Senate Joint Resolution (SJR) 5, a proposed constitutional amendment to give judges more discretion to hold people accused of committing violent crimes without bail, passed the Texas Senate 28-2. Senators said it’s needed to protect innocent Texans from violent criminals.
“This is not a Republican bill or a Democratic bill,” State Sen. Royce West, D – Dallas, said. “It’s a common sense bill, we must protect victims of crime.”
Stammen, along with representatives from the Texas Civil Rights Project and the Vera Institute for Justice, argued keeping people in jail without bail actually makes Texans less safe.
“People who are jailed pretrial are more likely to be arrested again in the future because of just how destabilizing incarceration is,” Stammen said. “These chances jump from a 24% chance of rearrest just after one day in jail to a 45% chance after three days in jail.”
Stammen is concerned with SJR 5 in particular, because it allows judges to deny bail to people accused of violent crimes “to reasonably ensure the person’s appearance in court,” a broad power.
“Specifically the amendment would allow judges to detain people without any representation from a defense counsel, without requiring risk determinations to be tied to specific substantiated facts, without any testimonial evidence and without a clear distinction between willful flight and simple non appearance,” Stammen said. “Without that clear distinction, this amendment could result in people being detained pretrial simply because they might miss a court appearance. Missing a court appearance is certainly inconvenient, but it’s no reason to keep someone detained pretrial indefinitely.”
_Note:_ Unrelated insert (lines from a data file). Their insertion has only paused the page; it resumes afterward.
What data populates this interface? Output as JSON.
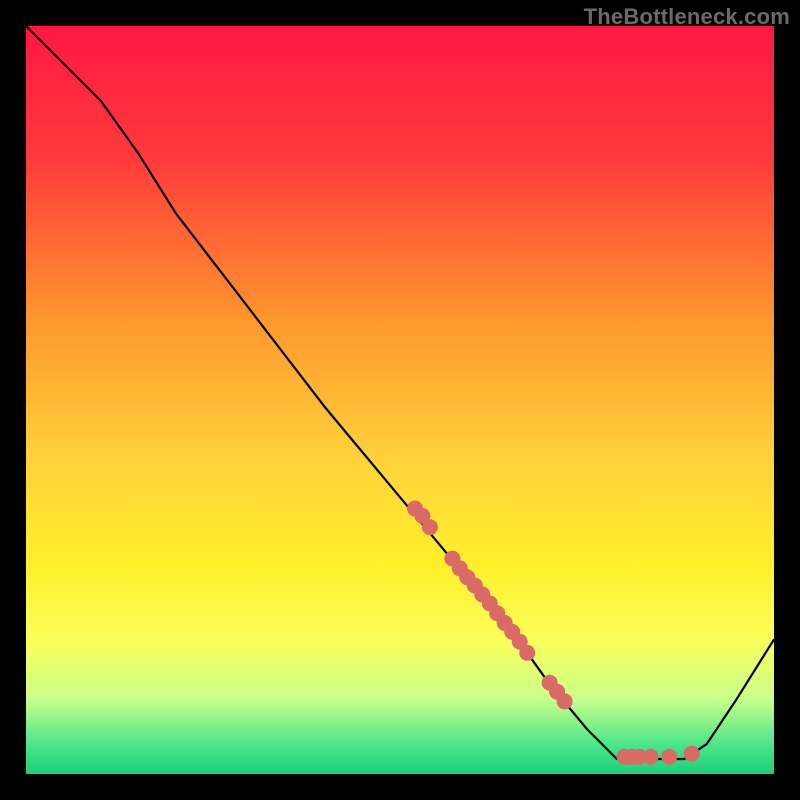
{
  "watermark": "TheBottleneck.com",
  "chart_data": {
    "type": "line",
    "title": "",
    "xlabel": "",
    "ylabel": "",
    "xlim": [
      0,
      100
    ],
    "ylim": [
      0,
      100
    ],
    "grid": false,
    "curve_points": [
      {
        "x": 0,
        "y": 100
      },
      {
        "x": 5,
        "y": 95
      },
      {
        "x": 10,
        "y": 90
      },
      {
        "x": 15,
        "y": 83
      },
      {
        "x": 20,
        "y": 75
      },
      {
        "x": 30,
        "y": 62
      },
      {
        "x": 40,
        "y": 49
      },
      {
        "x": 50,
        "y": 37
      },
      {
        "x": 55,
        "y": 31
      },
      {
        "x": 60,
        "y": 25
      },
      {
        "x": 65,
        "y": 19
      },
      {
        "x": 70,
        "y": 12
      },
      {
        "x": 75,
        "y": 6
      },
      {
        "x": 79,
        "y": 2
      },
      {
        "x": 82,
        "y": 2
      },
      {
        "x": 88,
        "y": 2
      },
      {
        "x": 91,
        "y": 4
      },
      {
        "x": 95,
        "y": 10
      },
      {
        "x": 100,
        "y": 18
      }
    ],
    "scatter_points": [
      {
        "x": 52,
        "y": 35.5
      },
      {
        "x": 53,
        "y": 34.5
      },
      {
        "x": 54,
        "y": 33
      },
      {
        "x": 57,
        "y": 28.8
      },
      {
        "x": 58,
        "y": 27.5
      },
      {
        "x": 59,
        "y": 26.3
      },
      {
        "x": 60,
        "y": 25.2
      },
      {
        "x": 61,
        "y": 24
      },
      {
        "x": 62,
        "y": 22.8
      },
      {
        "x": 63,
        "y": 21.5
      },
      {
        "x": 64,
        "y": 20.2
      },
      {
        "x": 65,
        "y": 19
      },
      {
        "x": 66,
        "y": 17.7
      },
      {
        "x": 67,
        "y": 16.2
      },
      {
        "x": 70,
        "y": 12.2
      },
      {
        "x": 71,
        "y": 11
      },
      {
        "x": 72,
        "y": 9.7
      },
      {
        "x": 80,
        "y": 2.3
      },
      {
        "x": 81,
        "y": 2.3
      },
      {
        "x": 82,
        "y": 2.3
      },
      {
        "x": 83.5,
        "y": 2.3
      },
      {
        "x": 86,
        "y": 2.3
      },
      {
        "x": 89,
        "y": 2.7
      }
    ],
    "gradient_stops": [
      {
        "pct": 0,
        "color": "#ff1744"
      },
      {
        "pct": 18,
        "color": "#ff3b3b"
      },
      {
        "pct": 40,
        "color": "#ff9a2e"
      },
      {
        "pct": 58,
        "color": "#ffd23a"
      },
      {
        "pct": 72,
        "color": "#fff02a"
      },
      {
        "pct": 82,
        "color": "#fbff5a"
      },
      {
        "pct": 90,
        "color": "#c8ff8a"
      },
      {
        "pct": 96,
        "color": "#4de68a"
      },
      {
        "pct": 100,
        "color": "#19d07a"
      }
    ],
    "curve_color": "#000000",
    "point_color": "#d96a66",
    "point_radius": 8
  }
}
However, the senators who voted for the legislation feel like the types of defendants who judges would have this power over — those who’ve been accused of committing either a sexual first-degree felony, a violent crime or continuous human trafficking — makes the amendment narrow enough.
“It’s sexual crimes, it’s violent crimes, it’s human trafficking, it’s literally the worst of the worst,” State Sen. Mayes Middleton, R – Houston, said. “People committing those kinds of crime should not be back on the street.”
As a proposed constitutional amendment, SJR 5 would have to get 100 out of 150 possible votes in the Texas House and then receive majority support from Texans on the ballot this November.